TSC: It’s a life. It’s a real life. It’s a culmination of my 20 years of going back to Taiwan and picking up on all the details. Life isn’t one-sided. You laugh, you cry. You fight, you make up the next day. We want to see the whole spectrum of life. Just one colour is boring. It needed to be an immersive experience.

LG: The dynamic between the sisters here is as accurate as it gets. I’m the youngest of three brothers and I was triggered, actually.

TSC: [Laughs] I have a brother! An older brother. So that’s my experience. My mom has five sisters and one mother. That’s the dynamic I saw growing up. The fighting, the sense of competition. Even now, in their 70s, they still engage with each other like that.
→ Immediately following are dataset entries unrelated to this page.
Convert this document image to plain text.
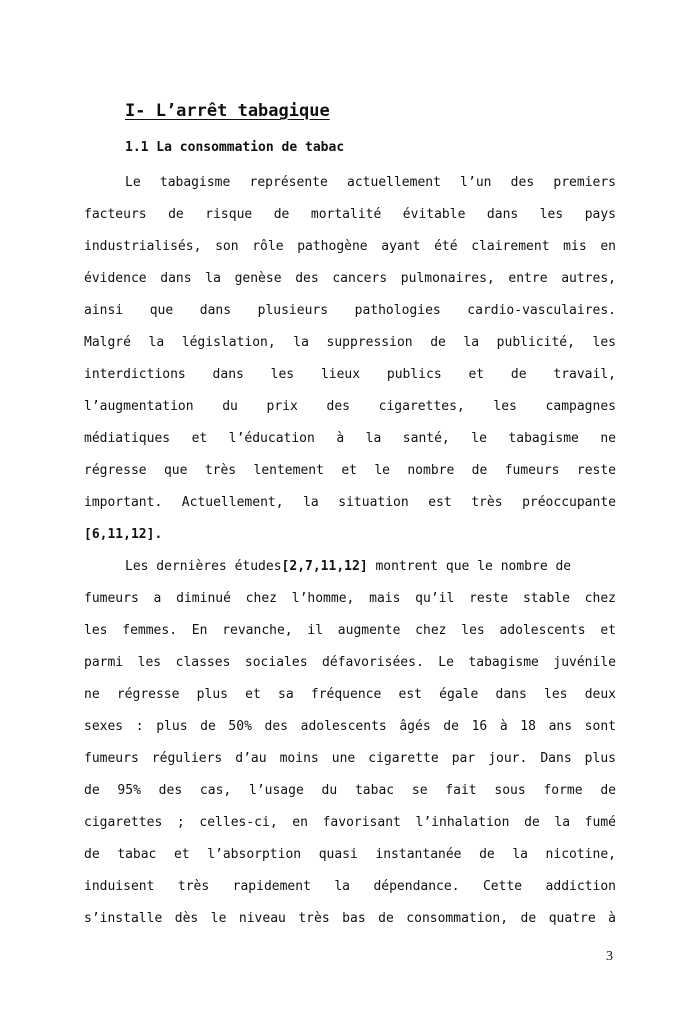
I- L’arrêt tabagique
1.1 La consommation de tabac
Le tabagisme représente actuellement l’un des premiers
facteurs de risque de mortalité évitable dans les pays
industrialisés, son rôle pathogène ayant été clairement mis en
évidence dans la genèse des cancers pulmonaires, entre autres,
ainsi que dans plusieurs pathologies cardio-vasculaires.
Malgré la législation, la suppression de la publicité, les
interdictions dans les lieux publics et de travail,
l’augmentation du prix des cigarettes, les campagnes
médiatiques et l’éducation à la santé, le tabagisme ne
régresse que très lentement et le nombre de fumeurs reste
important. Actuellement, la situation est très préoccupante
[6,11,12].
Les dernières études[2,7,11,12] montrent que le nombre de
fumeurs a diminué chez l’homme, mais qu’il reste stable chez
les femmes. En revanche, il augmente chez les adolescents et
parmi les classes sociales défavorisées. Le tabagisme juvénile
ne régresse plus et sa fréquence est égale dans les deux
sexes : plus de 50% des adolescents âgés de 16 à 18 ans sont
fumeurs réguliers d’au moins une cigarette par jour. Dans plus
de 95% des cas, l’usage du tabac se fait sous forme de
cigarettes ; celles-ci, en favorisant l’inhalation de la fumé
de tabac et l’absorption quasi instantanée de la nicotine,
induisent très rapidement la dépendance. Cette addiction
s’installe dès le niveau très bas de consommation, de quatre à
3
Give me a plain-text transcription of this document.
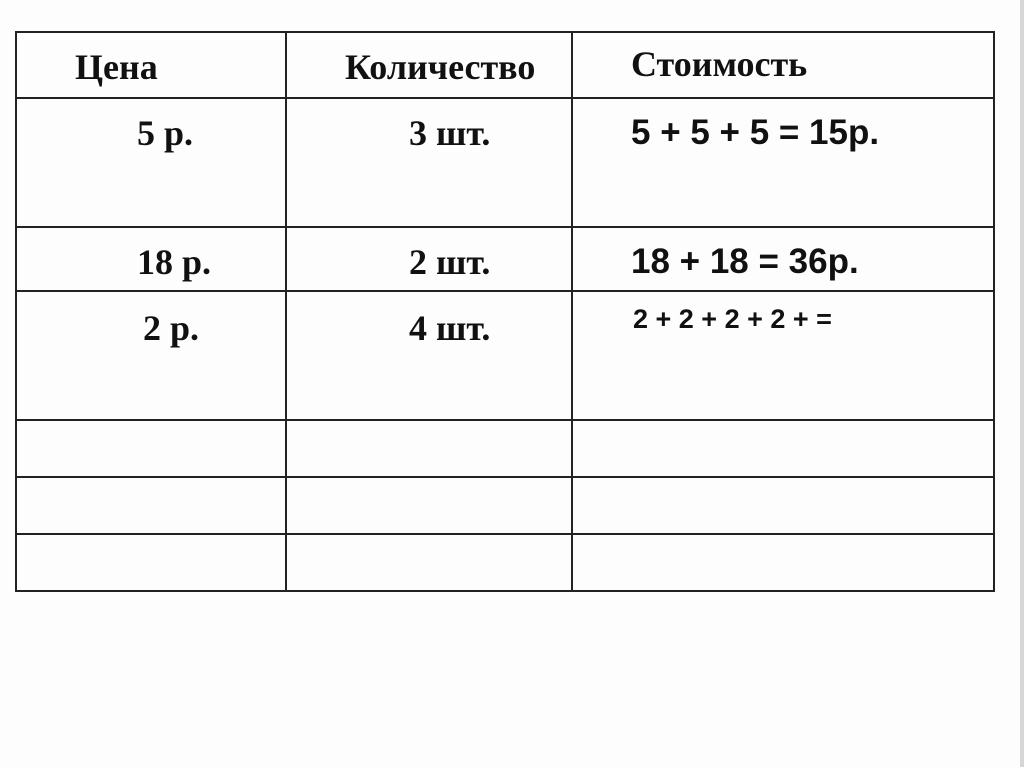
Цена	Количество	Стоимость

5 р.	3 шт.	5 + 5 + 5 = 15р.

18 р.	2 шт.	18 + 18 = 36р.

2 р.	4 шт.	2 + 2 + 2 + 2 + =
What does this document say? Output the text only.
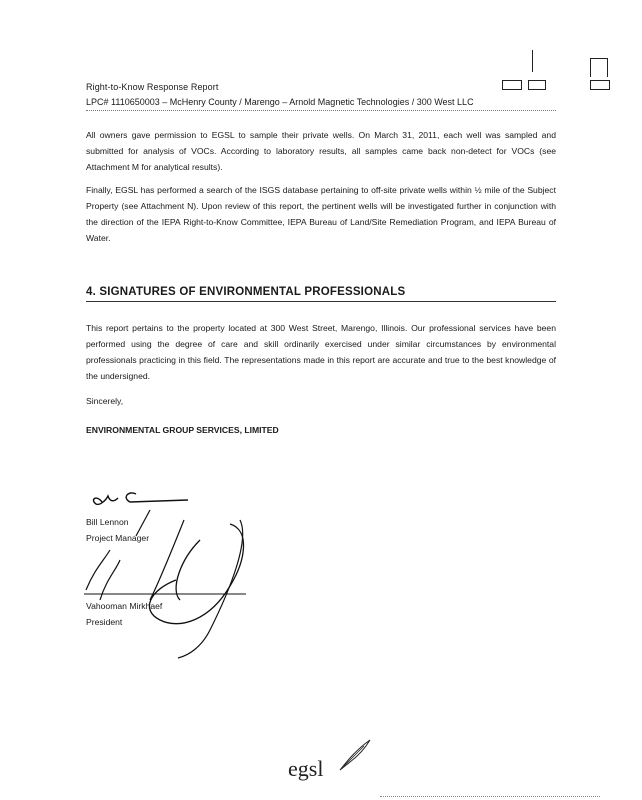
Right-to-Know Response Report
LPC# 1110650003 – McHenry County / Marengo – Arnold Magnetic Technologies / 300 West LLC
All owners gave permission to EGSL to sample their private wells. On March 31, 2011, each well was sampled and submitted for analysis of VOCs. According to laboratory results, all samples came back non-detect for VOCs (see Attachment M for analytical results).
Finally, EGSL has performed a search of the ISGS database pertaining to off-site private wells within ½ mile of the Subject Property (see Attachment N). Upon review of this report, the pertinent wells will be investigated further in conjunction with the direction of the IEPA Right-to-Know Committee, IEPA Bureau of Land/Site Remediation Program, and IEPA Bureau of Water.
4. SIGNATURES OF ENVIRONMENTAL PROFESSIONALS
This report pertains to the property located at 300 West Street, Marengo, Illinois. Our professional services have been performed using the degree of care and skill ordinarily exercised under similar circumstances by environmental professionals practicing in this field. The representations made in this report are accurate and true to the best knowledge of the undersigned.
Sincerely,
ENVIRONMENTAL GROUP SERVICES, LIMITED
Bill Lennon
Project Manager
Vahooman Mirkhaef
President
egsl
Every character in this movie is inspired by people around me.

“[Nina Ye’s] mom is her acting coach. Her mom told me, “You don’t need to hire a coach for her…I know how to make her laugh, I know how to make her cry, I know how to teach her the lines.” When we wanted her to cry, we would play sad music, and after the song ended her mom would tell her to imagine that she had a puppy, and that the puppy was dying, and that she’ll never see the puppy again.”

Tsou Shih-Ching

LG: What’s the key to getting a great performance from a child?

TSC: Nina had three years of acting experience by the time I cast her. She has been acting in commercials since she was 3. Her mom is her acting coach. Her mom told me, “You don’t need to hire a coach for her…I know how to make her laugh, I know how to make her cry, I know how to teach her the lines.” When we wanted her to cry, we’d play sad music, and her mom would ask her to imagine a dying puppy she’d never see again. It worked every time! But she’s a clever girl. She has her own mind. She already knows how to be a character in a scene. On the first day on set her mom told me that Nina was left-handed. She got corrected by her grandmother. She didn’t even know. We had to re-train her to use her left hand. 
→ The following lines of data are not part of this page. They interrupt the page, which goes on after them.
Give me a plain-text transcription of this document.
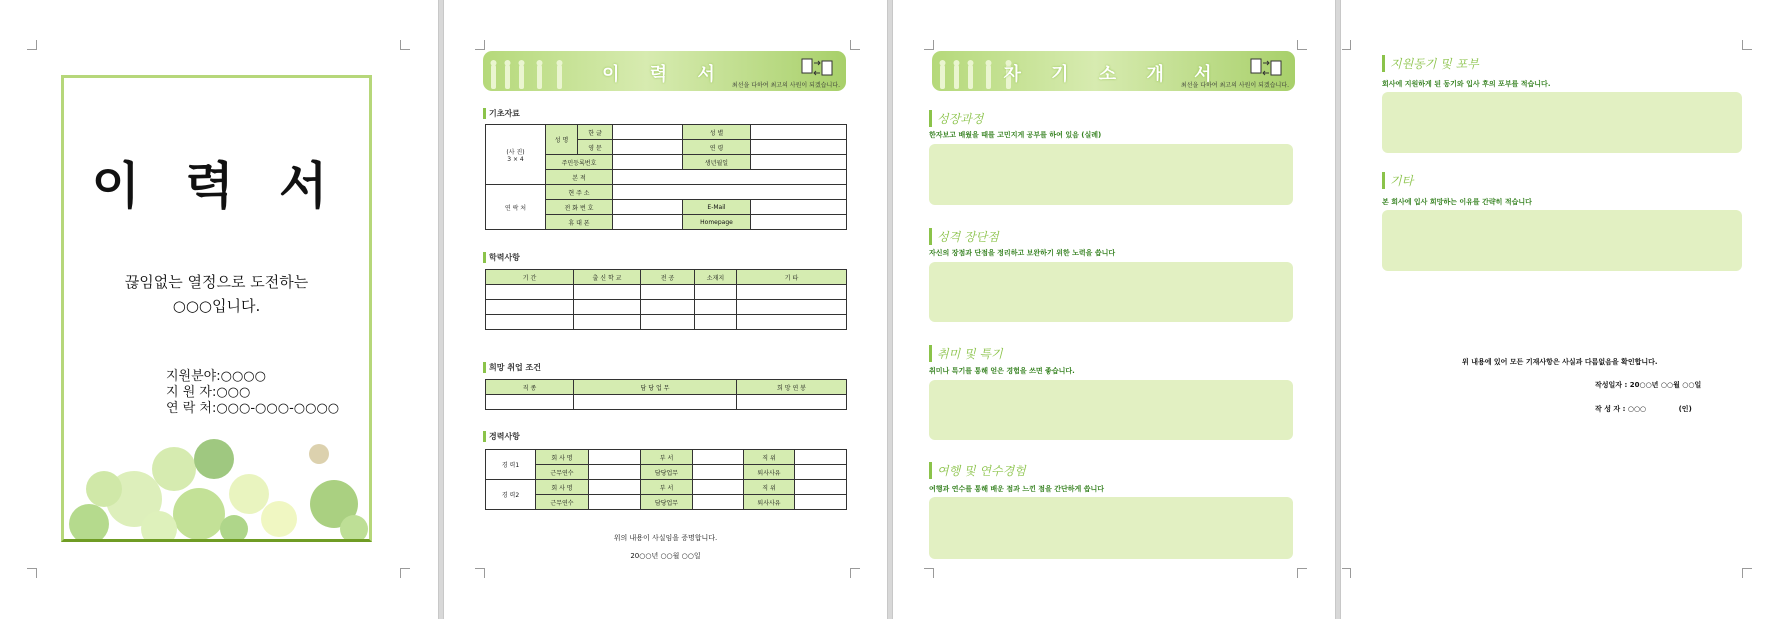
이 력 서
끊임없는 열정으로 도전하는
○○○입니다.
지원분야:○○○○
지 원 자:○○○
연 락 처:○○○-○○○-○○○○
이 력 서
최선을 다하여 최고의 사원이 되겠습니다.
기초자료
(사 진)
3 × 4	성 명	한 글		성 별	
		영 문		연 령	
	주민등록번호			생년월일	
	본 적				
연 락 처	현 주 소				
	전 화 번 호			E-Mail	
	휴 대 폰			Homepage	
학력사항
기 간	출 신 학 교	전 공	소재지	기 타

희망 취업 조건
직 종	담 당 업 무	희 망 연 봉

경력사항
경 력1	회 사 명		부 서		직 위	
	근무연수		담당업무		퇴사사유	
경 력2	회 사 명		부 서		직 위	
	근무연수		담당업무		퇴사사유	
위의 내용이 사실임을 증명합니다.
20○○년 ○○월 ○○일
자 기 소 개 서
최선을 다하여 최고의 사원이 되겠습니다.
성장과정
한자보고 배웠을 때를 고민지게 공부를 하여 있음 (실례)
성격 장단점
자신의 장점과 단점을 정리하고 보완하기 위한 노력을 씁니다
취미 및 특기
취미나 특기를 통해 얻은 경험을 쓰면 좋습니다.
여행 및 연수경험
여행과 연수를 통해 배운 점과 느낀 점을 간단하게 씁니다
지원동기 및 포부
회사에 지원하게 된 동기와 입사 후의 포부를 적습니다.
기타
본 회사에 입사 희망하는 이유를 간략히 적습니다
위 내용에 있어 모든 기재사항은 사실과 다름없음을 확인합니다.
작성일자 : 20○○년 ○○월 ○○일
작 성 자 : ○○○	(인)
LG: You were also left-handed and were corrected by your grandfather at a young age.

TSC: A lot of people told me that the idea is outdated. Nina’s story proves that it still exists, people just don’t talk about it.
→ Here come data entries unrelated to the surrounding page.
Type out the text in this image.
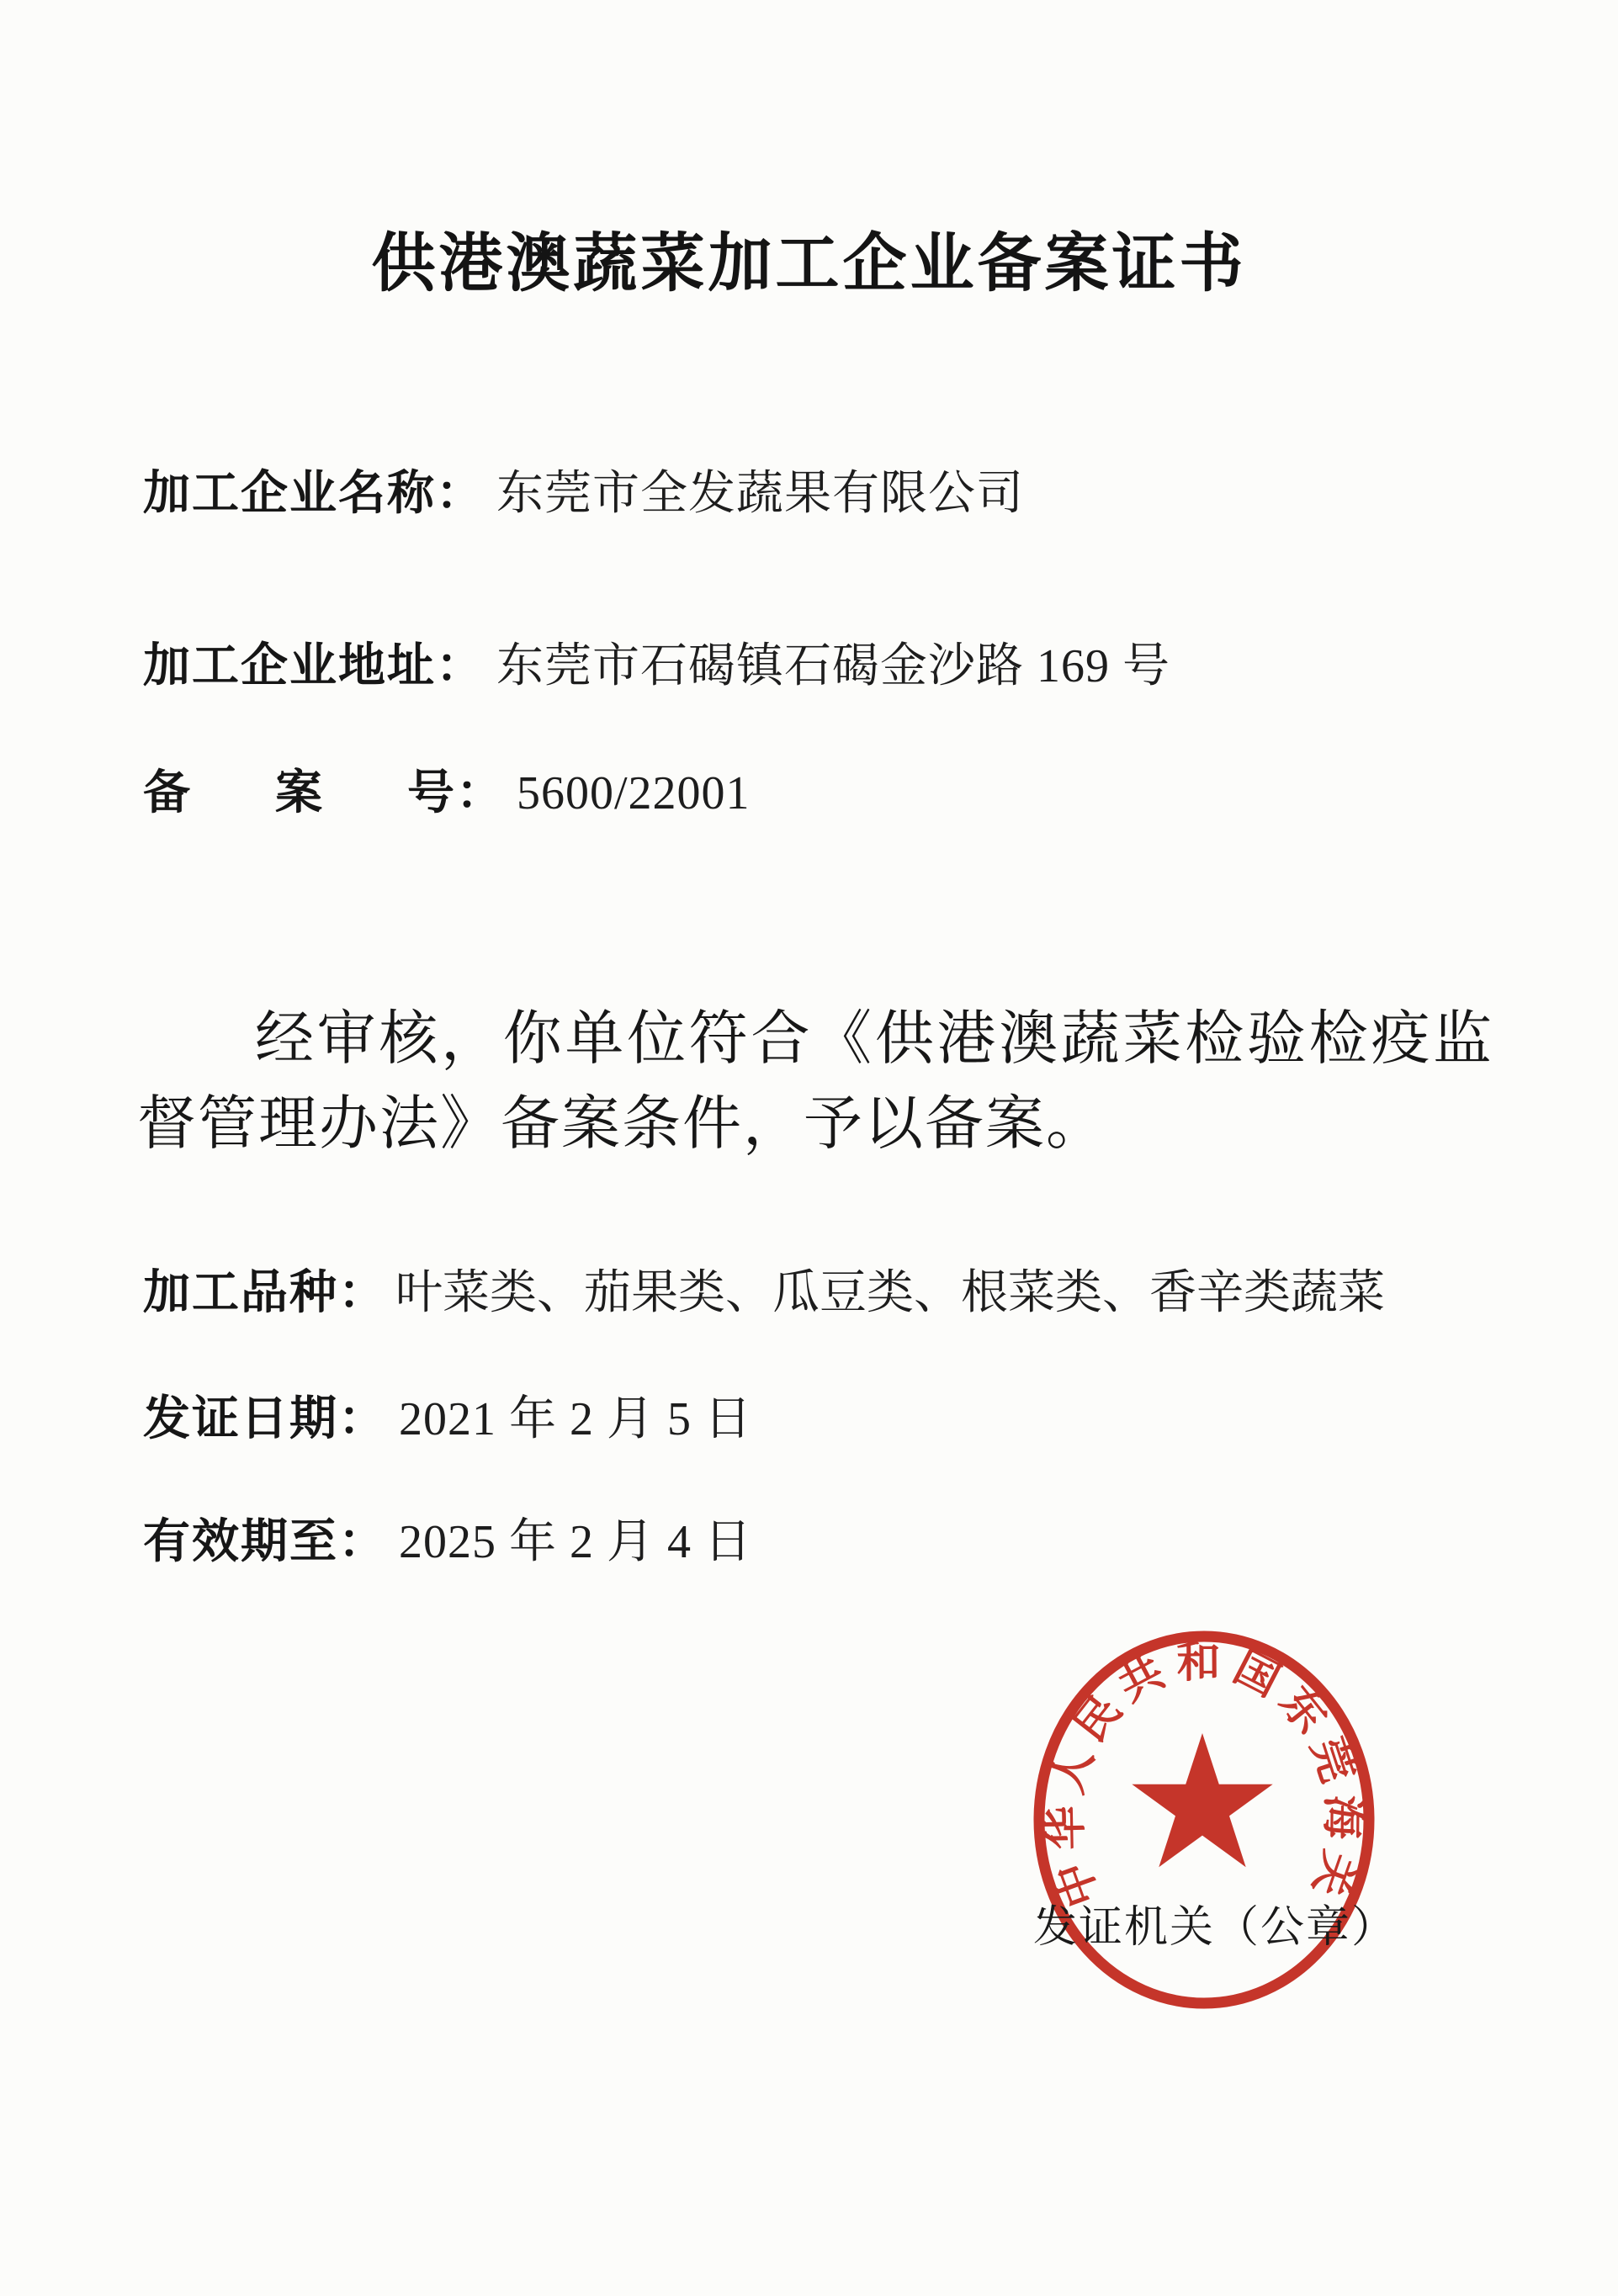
供港澳蔬菜加工企业备案证书
加工企业名称： 东莞市全发蔬果有限公司
加工企业地址： 东莞市石碣镇石碣金沙路 169 号
备案号： 5600/22001

经审核，你单位符合《供港澳蔬菜检验检疫监督管理办法》备案条件，予以备案。

加工品种： 叶菜类、茄果类、瓜豆类、根菜类、香辛类蔬菜
发证日期： 2021 年 2 月 5 日
有效期至： 2025 年 2 月 4 日
中华人民共和国东莞海关
发证机关（公章）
LG: The big climax of the film, at the birthday party, feels like a rotten tooth being pulled out. A lot of pain then a sense of relief. 

TSC: I saw how my mom’s sisters fought. Families can be really nasty to each other. It can get ugly. That scene was inspired by Mike Leigh’s Secrets & Lies. It’s the classic Mike Leigh climax, where the cast get together and break up.

LG: You moved to New York after university in Taipei. How did your relationship with the city and your roots evolve since that move?

TSC: I fell in love with my own city again. I spent 23 years of my life in Taipei. That’s home. That’s where family is. I can never remove that from my brain or my body, and I notice every little detail of the city now. Living away for 25 years allowed me to eventually return to Taipei and look at it from a new perspective. I don’t take it for granted anymore.

Left-Handed Girl is out now in UK cinemas and on Netflix.